State of the State: New York
Governor Andrew Cuomo’s sixth regional State of the State address provided plenty to chew on for New York taxpayers. Despite acknowledging the need for tax relief and controlling spending, Governor Cuomo also proposed increased infrastructure spending along with picking winners and losers through tax incentives and a plan to purchase expensive equipment exclusively from American corporations. These proposals will not improve New York’s dead last economic outlook.
In regards to spending, Governor Cuomo proposes the largest infrastructure spending in state history at $100 billion. These projects include initiatives such as $10 billion for a “new John F. Kennedy airport” and $2 billion for water treatment for local communities. Another large spending item is the second phase of Governor Cuomo’s “Buffalo Billion” proposal, which allocates $500 million for economic development projects in the Buffalo region.
Governor Cuomo also proposes tuition-free college at SUNY and CUNY schools. To qualify, families must reside in New York and have an income of up to $100,000. During the second year of the program, families that make up to $125,000 would qualify. Furthermore, students must take 15 credits per semester. But “free” tuition may not be the best option for New York families. As Catherine Hill, president and professor of economics at Vassar College, explained, “If the revenue is not replaced, free tuition means fewer resources to teach students. Unintended consequences could include reductions in need-based financial aid, which would harm the low- and middle-income students free tuition is meant to help.” All New York students need an excellent, cost-effective higher education system that prepares them for the workforce. Smart higher education reforms, such as the solutions listed in the ALEC’s 10 Questions Legislators Should Ask About Higher Education, are a good place to start.

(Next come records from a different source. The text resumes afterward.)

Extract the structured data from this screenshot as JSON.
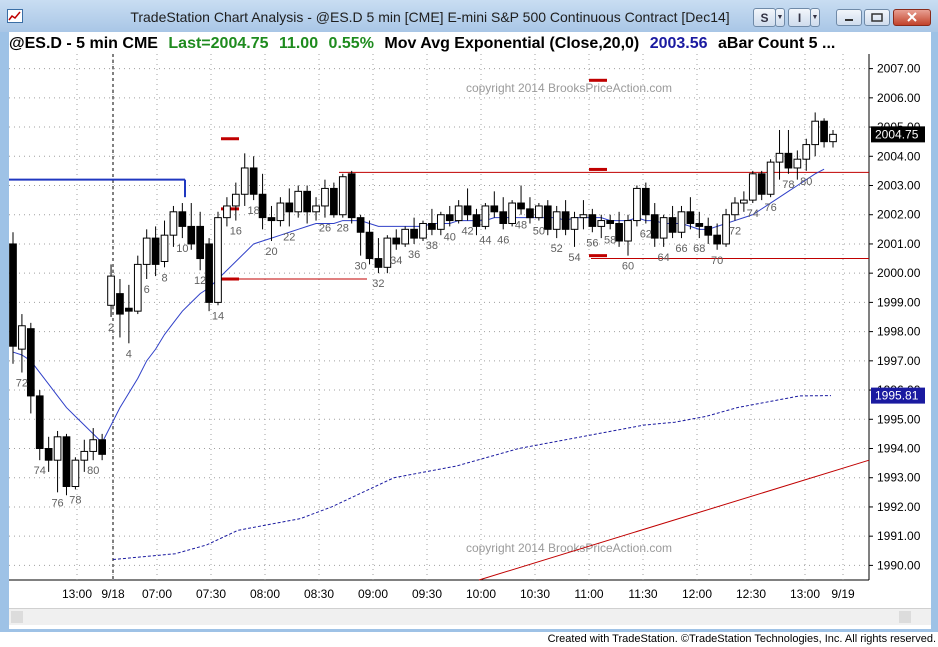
{
  "window": {
    "title": "TradeStation Chart Analysis - @ES.D 5 min [CME] E-mini S&P 500 Continuous Contract [Dec14]",
    "btn_s": "S",
    "btn_i": "I"
  },
  "infobar": {
    "symbol": "@ES.D - 5 min  CME",
    "last": "Last=2004.75",
    "change": "11.00",
    "pct": "0.55%",
    "study": "Mov Avg Exponential (Close,20,0)",
    "study_value": "2003.56",
    "bar_count": "aBar Count 5  ..."
  },
  "watermark": "copyright 2014 BrooksPriceAction.com",
  "footer": "Created with TradeStation. ©TradeStation Technologies, Inc. All rights reserved.",
  "colors": {
    "last": "#1e8b1e",
    "study": "#1a1aa0",
    "ema": "#3040c8",
    "support_resistance": "#c00000",
    "price_marker_bg": "#000000",
    "dotted_marker_bg": "#1a1aa0"
  },
  "chart_data": {
    "type": "candlestick",
    "y_ticks": [
      "2007.00",
      "2006.00",
      "2005.00",
      "2004.00",
      "2003.00",
      "2002.00",
      "2001.00",
      "2000.00",
      "1999.00",
      "1998.00",
      "1997.00",
      "1996.00",
      "1995.00",
      "1994.00",
      "1993.00",
      "1992.00",
      "1991.00",
      "1990.00"
    ],
    "ylim": [
      1989.5,
      2007.5
    ],
    "x_ticks": [
      "13:00",
      "9/18",
      "07:00",
      "07:30",
      "08:00",
      "08:30",
      "09:00",
      "09:30",
      "10:00",
      "10:30",
      "11:00",
      "11:30",
      "12:00",
      "12:30",
      "13:00",
      "9/19"
    ],
    "last_price": "2004.75",
    "dotted_series_value": "1995.81",
    "bar_labels": [
      {
        "bar": 1,
        "text": "72"
      },
      {
        "bar": 3,
        "text": "74"
      },
      {
        "bar": 5,
        "text": "76"
      },
      {
        "bar": 7,
        "text": "78"
      },
      {
        "bar": 9,
        "text": "80"
      },
      {
        "bar": 11,
        "text": "2"
      },
      {
        "bar": 13,
        "text": "4"
      },
      {
        "bar": 15,
        "text": "6"
      },
      {
        "bar": 17,
        "text": "8"
      },
      {
        "bar": 19,
        "text": "10"
      },
      {
        "bar": 21,
        "text": "12"
      },
      {
        "bar": 23,
        "text": "14"
      },
      {
        "bar": 25,
        "text": "16"
      },
      {
        "bar": 27,
        "text": "18"
      },
      {
        "bar": 29,
        "text": "20"
      },
      {
        "bar": 31,
        "text": "22"
      },
      {
        "bar": 35,
        "text": "26"
      },
      {
        "bar": 37,
        "text": "28"
      },
      {
        "bar": 39,
        "text": "30"
      },
      {
        "bar": 41,
        "text": "32"
      },
      {
        "bar": 43,
        "text": "34"
      },
      {
        "bar": 45,
        "text": "36"
      },
      {
        "bar": 47,
        "text": "38"
      },
      {
        "bar": 49,
        "text": "40"
      },
      {
        "bar": 51,
        "text": "42"
      },
      {
        "bar": 53,
        "text": "44"
      },
      {
        "bar": 55,
        "text": "46"
      },
      {
        "bar": 57,
        "text": "48"
      },
      {
        "bar": 59,
        "text": "50"
      },
      {
        "bar": 61,
        "text": "52"
      },
      {
        "bar": 63,
        "text": "54"
      },
      {
        "bar": 65,
        "text": "56"
      },
      {
        "bar": 67,
        "text": "58"
      },
      {
        "bar": 69,
        "text": "60"
      },
      {
        "bar": 71,
        "text": "62"
      },
      {
        "bar": 73,
        "text": "64"
      },
      {
        "bar": 75,
        "text": "66"
      },
      {
        "bar": 77,
        "text": "68"
      },
      {
        "bar": 79,
        "text": "70"
      },
      {
        "bar": 81,
        "text": "72"
      },
      {
        "bar": 83,
        "text": "74"
      },
      {
        "bar": 85,
        "text": "76"
      },
      {
        "bar": 87,
        "text": "78"
      },
      {
        "bar": 89,
        "text": "80"
      }
    ],
    "candles": [
      {
        "o": 2001.0,
        "h": 2001.4,
        "l": 1996.9,
        "c": 1997.5
      },
      {
        "o": 1997.4,
        "h": 1998.6,
        "l": 1996.6,
        "c": 1998.2
      },
      {
        "o": 1998.1,
        "h": 1998.3,
        "l": 1995.2,
        "c": 1995.8
      },
      {
        "o": 1995.8,
        "h": 1996.0,
        "l": 1993.6,
        "c": 1994.0
      },
      {
        "o": 1994.0,
        "h": 1994.4,
        "l": 1993.2,
        "c": 1993.6
      },
      {
        "o": 1993.6,
        "h": 1994.6,
        "l": 1992.5,
        "c": 1994.4
      },
      {
        "o": 1994.4,
        "h": 1994.5,
        "l": 1992.4,
        "c": 1992.7
      },
      {
        "o": 1992.7,
        "h": 1993.7,
        "l": 1992.6,
        "c": 1993.6
      },
      {
        "o": 1993.6,
        "h": 1994.3,
        "l": 1993.2,
        "c": 1993.9
      },
      {
        "o": 1993.9,
        "h": 1994.7,
        "l": 1993.6,
        "c": 1994.3
      },
      {
        "o": 1994.3,
        "h": 1994.5,
        "l": 1993.6,
        "c": 1993.8
      },
      {
        "o": 1998.9,
        "h": 2000.3,
        "l": 1998.5,
        "c": 1999.9
      },
      {
        "o": 1999.3,
        "h": 1999.8,
        "l": 1997.8,
        "c": 1998.6
      },
      {
        "o": 1998.8,
        "h": 1999.6,
        "l": 1997.6,
        "c": 1998.7
      },
      {
        "o": 1998.7,
        "h": 2000.6,
        "l": 1998.6,
        "c": 2000.3
      },
      {
        "o": 2000.3,
        "h": 2001.5,
        "l": 1999.8,
        "c": 2001.2
      },
      {
        "o": 2001.2,
        "h": 2001.6,
        "l": 1999.9,
        "c": 2000.3
      },
      {
        "o": 2000.4,
        "h": 2001.8,
        "l": 2000.2,
        "c": 2001.3
      },
      {
        "o": 2001.3,
        "h": 2002.3,
        "l": 2000.9,
        "c": 2002.1
      },
      {
        "o": 2002.1,
        "h": 2002.4,
        "l": 2001.2,
        "c": 2001.6
      },
      {
        "o": 2001.6,
        "h": 2002.4,
        "l": 2000.8,
        "c": 2001.0
      },
      {
        "o": 2001.6,
        "h": 2002.1,
        "l": 2000.1,
        "c": 2000.5
      },
      {
        "o": 2001.0,
        "h": 2001.2,
        "l": 1998.7,
        "c": 1999.0
      },
      {
        "o": 1999.0,
        "h": 2002.1,
        "l": 1998.9,
        "c": 2001.9
      },
      {
        "o": 2001.9,
        "h": 2002.6,
        "l": 2001.6,
        "c": 2002.3
      },
      {
        "o": 2002.3,
        "h": 2003.1,
        "l": 2001.8,
        "c": 2002.7
      },
      {
        "o": 2002.7,
        "h": 2004.1,
        "l": 2002.3,
        "c": 2003.6
      },
      {
        "o": 2003.6,
        "h": 2004.0,
        "l": 2002.5,
        "c": 2002.7
      },
      {
        "o": 2002.7,
        "h": 2003.4,
        "l": 2001.5,
        "c": 2001.9
      },
      {
        "o": 2001.9,
        "h": 2002.3,
        "l": 2001.1,
        "c": 2001.8
      },
      {
        "o": 2001.8,
        "h": 2002.6,
        "l": 2001.6,
        "c": 2002.4
      },
      {
        "o": 2002.4,
        "h": 2002.9,
        "l": 2001.6,
        "c": 2002.1
      },
      {
        "o": 2002.1,
        "h": 2003.0,
        "l": 2001.9,
        "c": 2002.8
      },
      {
        "o": 2002.8,
        "h": 2003.0,
        "l": 2001.7,
        "c": 2002.1
      },
      {
        "o": 2002.1,
        "h": 2002.6,
        "l": 2001.8,
        "c": 2002.3
      },
      {
        "o": 2002.3,
        "h": 2003.2,
        "l": 2001.9,
        "c": 2002.9
      },
      {
        "o": 2002.9,
        "h": 2003.1,
        "l": 2001.9,
        "c": 2002.0
      },
      {
        "o": 2002.0,
        "h": 2003.4,
        "l": 2001.9,
        "c": 2003.3
      },
      {
        "o": 2003.4,
        "h": 2003.5,
        "l": 2001.7,
        "c": 2001.9
      },
      {
        "o": 2001.9,
        "h": 2002.0,
        "l": 2000.6,
        "c": 2001.4
      },
      {
        "o": 2001.4,
        "h": 2001.8,
        "l": 2000.3,
        "c": 2000.5
      },
      {
        "o": 2000.5,
        "h": 2001.2,
        "l": 2000.0,
        "c": 2000.2
      },
      {
        "o": 2000.2,
        "h": 2001.3,
        "l": 2000.0,
        "c": 2001.2
      },
      {
        "o": 2001.2,
        "h": 2001.5,
        "l": 2000.8,
        "c": 2001.0
      },
      {
        "o": 2001.0,
        "h": 2001.6,
        "l": 2000.9,
        "c": 2001.5
      },
      {
        "o": 2001.5,
        "h": 2001.9,
        "l": 2001.0,
        "c": 2001.2
      },
      {
        "o": 2001.2,
        "h": 2001.8,
        "l": 2001.1,
        "c": 2001.7
      },
      {
        "o": 2001.7,
        "h": 2002.2,
        "l": 2001.3,
        "c": 2001.5
      },
      {
        "o": 2001.5,
        "h": 2002.1,
        "l": 2001.3,
        "c": 2002.0
      },
      {
        "o": 2002.0,
        "h": 2002.3,
        "l": 2001.6,
        "c": 2001.8
      },
      {
        "o": 2001.8,
        "h": 2002.5,
        "l": 2001.7,
        "c": 2002.3
      },
      {
        "o": 2002.3,
        "h": 2002.9,
        "l": 2001.8,
        "c": 2002.0
      },
      {
        "o": 2002.0,
        "h": 2002.2,
        "l": 2001.3,
        "c": 2001.6
      },
      {
        "o": 2001.6,
        "h": 2002.4,
        "l": 2001.5,
        "c": 2002.3
      },
      {
        "o": 2002.3,
        "h": 2002.8,
        "l": 2001.9,
        "c": 2002.1
      },
      {
        "o": 2002.1,
        "h": 2002.6,
        "l": 2001.5,
        "c": 2001.7
      },
      {
        "o": 2001.7,
        "h": 2002.5,
        "l": 2001.6,
        "c": 2002.4
      },
      {
        "o": 2002.4,
        "h": 2003.0,
        "l": 2002.0,
        "c": 2002.2
      },
      {
        "o": 2002.2,
        "h": 2002.6,
        "l": 2001.7,
        "c": 2001.9
      },
      {
        "o": 2001.9,
        "h": 2002.4,
        "l": 2001.8,
        "c": 2002.3
      },
      {
        "o": 2002.3,
        "h": 2002.5,
        "l": 2001.3,
        "c": 2001.5
      },
      {
        "o": 2001.5,
        "h": 2002.3,
        "l": 2001.2,
        "c": 2002.1
      },
      {
        "o": 2002.1,
        "h": 2002.5,
        "l": 2001.3,
        "c": 2001.5
      },
      {
        "o": 2001.5,
        "h": 2002.1,
        "l": 2000.9,
        "c": 2001.9
      },
      {
        "o": 2001.9,
        "h": 2002.5,
        "l": 2001.5,
        "c": 2002.0
      },
      {
        "o": 2002.0,
        "h": 2002.2,
        "l": 2001.4,
        "c": 2001.6
      },
      {
        "o": 2001.6,
        "h": 2002.0,
        "l": 2001.2,
        "c": 2001.8
      },
      {
        "o": 2001.8,
        "h": 2002.0,
        "l": 2001.5,
        "c": 2001.7
      },
      {
        "o": 2001.7,
        "h": 2002.1,
        "l": 2000.9,
        "c": 2001.1
      },
      {
        "o": 2001.1,
        "h": 2002.0,
        "l": 2000.6,
        "c": 2001.8
      },
      {
        "o": 2001.8,
        "h": 2003.0,
        "l": 2001.6,
        "c": 2002.9
      },
      {
        "o": 2002.9,
        "h": 2003.1,
        "l": 2001.7,
        "c": 2002.0
      },
      {
        "o": 2002.0,
        "h": 2002.4,
        "l": 2000.9,
        "c": 2001.2
      },
      {
        "o": 2001.2,
        "h": 2002.0,
        "l": 2000.9,
        "c": 2001.9
      },
      {
        "o": 2001.9,
        "h": 2002.3,
        "l": 2001.2,
        "c": 2001.4
      },
      {
        "o": 2001.4,
        "h": 2002.3,
        "l": 2001.2,
        "c": 2002.1
      },
      {
        "o": 2002.1,
        "h": 2002.6,
        "l": 2001.5,
        "c": 2001.7
      },
      {
        "o": 2001.7,
        "h": 2002.1,
        "l": 2001.2,
        "c": 2001.6
      },
      {
        "o": 2001.6,
        "h": 2001.9,
        "l": 2001.0,
        "c": 2001.3
      },
      {
        "o": 2001.3,
        "h": 2001.7,
        "l": 2000.8,
        "c": 2001.0
      },
      {
        "o": 2001.0,
        "h": 2002.2,
        "l": 2000.9,
        "c": 2002.0
      },
      {
        "o": 2002.0,
        "h": 2002.6,
        "l": 2001.8,
        "c": 2002.4
      },
      {
        "o": 2002.4,
        "h": 2002.8,
        "l": 2002.1,
        "c": 2002.5
      },
      {
        "o": 2002.5,
        "h": 2003.5,
        "l": 2002.4,
        "c": 2003.4
      },
      {
        "o": 2003.4,
        "h": 2003.5,
        "l": 2002.5,
        "c": 2002.7
      },
      {
        "o": 2002.7,
        "h": 2003.9,
        "l": 2002.6,
        "c": 2003.8
      },
      {
        "o": 2003.8,
        "h": 2004.9,
        "l": 2003.2,
        "c": 2004.1
      },
      {
        "o": 2004.1,
        "h": 2004.9,
        "l": 2003.4,
        "c": 2003.6
      },
      {
        "o": 2003.6,
        "h": 2004.2,
        "l": 2003.2,
        "c": 2003.9
      },
      {
        "o": 2003.9,
        "h": 2004.6,
        "l": 2003.5,
        "c": 2004.4
      },
      {
        "o": 2004.4,
        "h": 2005.5,
        "l": 2004.0,
        "c": 2005.2
      },
      {
        "o": 2005.2,
        "h": 2005.3,
        "l": 2004.3,
        "c": 2004.5
      },
      {
        "o": 2004.5,
        "h": 2004.9,
        "l": 2004.3,
        "c": 2004.75
      }
    ],
    "ema": [
      1997.3,
      1997.2,
      1997.0,
      1996.6,
      1996.2,
      1995.8,
      1995.4,
      1995.1,
      1994.8,
      1994.5,
      1994.2,
      1994.8,
      1995.4,
      1995.9,
      1996.4,
      1997.0,
      1997.4,
      1997.9,
      1998.3,
      1998.7,
      1999.0,
      1999.3,
      1999.5,
      1999.8,
      2000.1,
      2000.4,
      2000.7,
      2001.0,
      2001.1,
      2001.2,
      2001.3,
      2001.4,
      2001.5,
      2001.6,
      2001.7,
      2001.7,
      2001.7,
      2001.8,
      2001.8,
      2001.8,
      2001.7,
      2001.6,
      2001.6,
      2001.6,
      2001.6,
      2001.6,
      2001.6,
      2001.7,
      2001.7,
      2001.7,
      2001.8,
      2001.8,
      2001.8,
      2001.8,
      2001.9,
      2001.9,
      2001.9,
      2001.9,
      2001.9,
      2001.9,
      2001.9,
      2001.9,
      2001.8,
      2001.9,
      2001.9,
      2001.9,
      2001.9,
      2001.8,
      2001.8,
      2001.8,
      2001.9,
      2001.8,
      2001.8,
      2001.7,
      2001.7,
      2001.7,
      2001.6,
      2001.5,
      2001.5,
      2001.6,
      2001.7,
      2001.8,
      2001.9,
      2002.0,
      2002.2,
      2002.4,
      2002.6,
      2002.8,
      2003.0,
      2003.2,
      2003.4,
      2003.56
    ],
    "dotted_series": [
      1990.2,
      1990.3,
      1990.4,
      1990.7,
      1991.2,
      1991.4,
      1991.6,
      1992.0,
      1992.5,
      1993.0,
      1993.2,
      1993.4,
      1993.7,
      1994.0,
      1994.2,
      1994.4,
      1994.6,
      1994.8,
      1994.9,
      1995.1,
      1995.4,
      1995.6,
      1995.8,
      1995.81
    ]
  }
}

Unfortunately, New York continues to use tax incentives as a flawed economic development strategy. The governor offered a generous $30 million incentive package to encourage a company to move to New York and “create” over 250 jobs. That is an estimated cost of about $120,000 taxpayer dollars per job. According to The Unseen Costs of Tax Cronyism: Favoritism and Foregone Growth, tax carve-outs hinder economic competition and stifle innovation. Broad-based tax relief can improve the Empire State’s economic climate for all businesses.
Of special note is a plan Governor Cuomo stated to expand the requirements of the state’s “Buy American provisions.” This would expand it to all procurements in excess of $100,000. While this may help some American businesses, this form of protectionism fails to account for extra cost passed on to New York families. These tax dollars could have remained in the able hands of New Yorkers to generate economic growth through private saving and investing. Recognizing that it is the governor’s place to use New Yorkers’ tax dollars efficiently, the governor should seek to procure the necessary equipment for the state at the best price possible, rather than currying political favor at the expense of hard-earned taxpayer dollars.
Governor Cuomo correctly noted that the tax burden on New Yorkers is still too high. He proposed doubling the state’s Middle Class Child Care Tax Credit. The governor also proposed a plan for local governments to reduce the property tax burden on taxpayers. He encouraged county executives to coordinate with local governments in order to reduce costs and develop cost-savings plans. These cost-saving plans would then be submitted to taxpayers would in a referendum in the November 2017 election.
Other proposed positive reforms included allowing ridesharing throughout the state instead of only in select regions. Also, Governor Cuomo’s discussion of important issues such as tax relief certainly is encouraging. However, picking winners and losers with taxpayer dollars and increasing spending will not help New York’s economy thrive. Instead, legislators should focus on a continued reduction of the state’s burdensome corporate and personal income taxes. An unshackling of the ingenuity and dreams of New Yorkers will fuel a better life for all.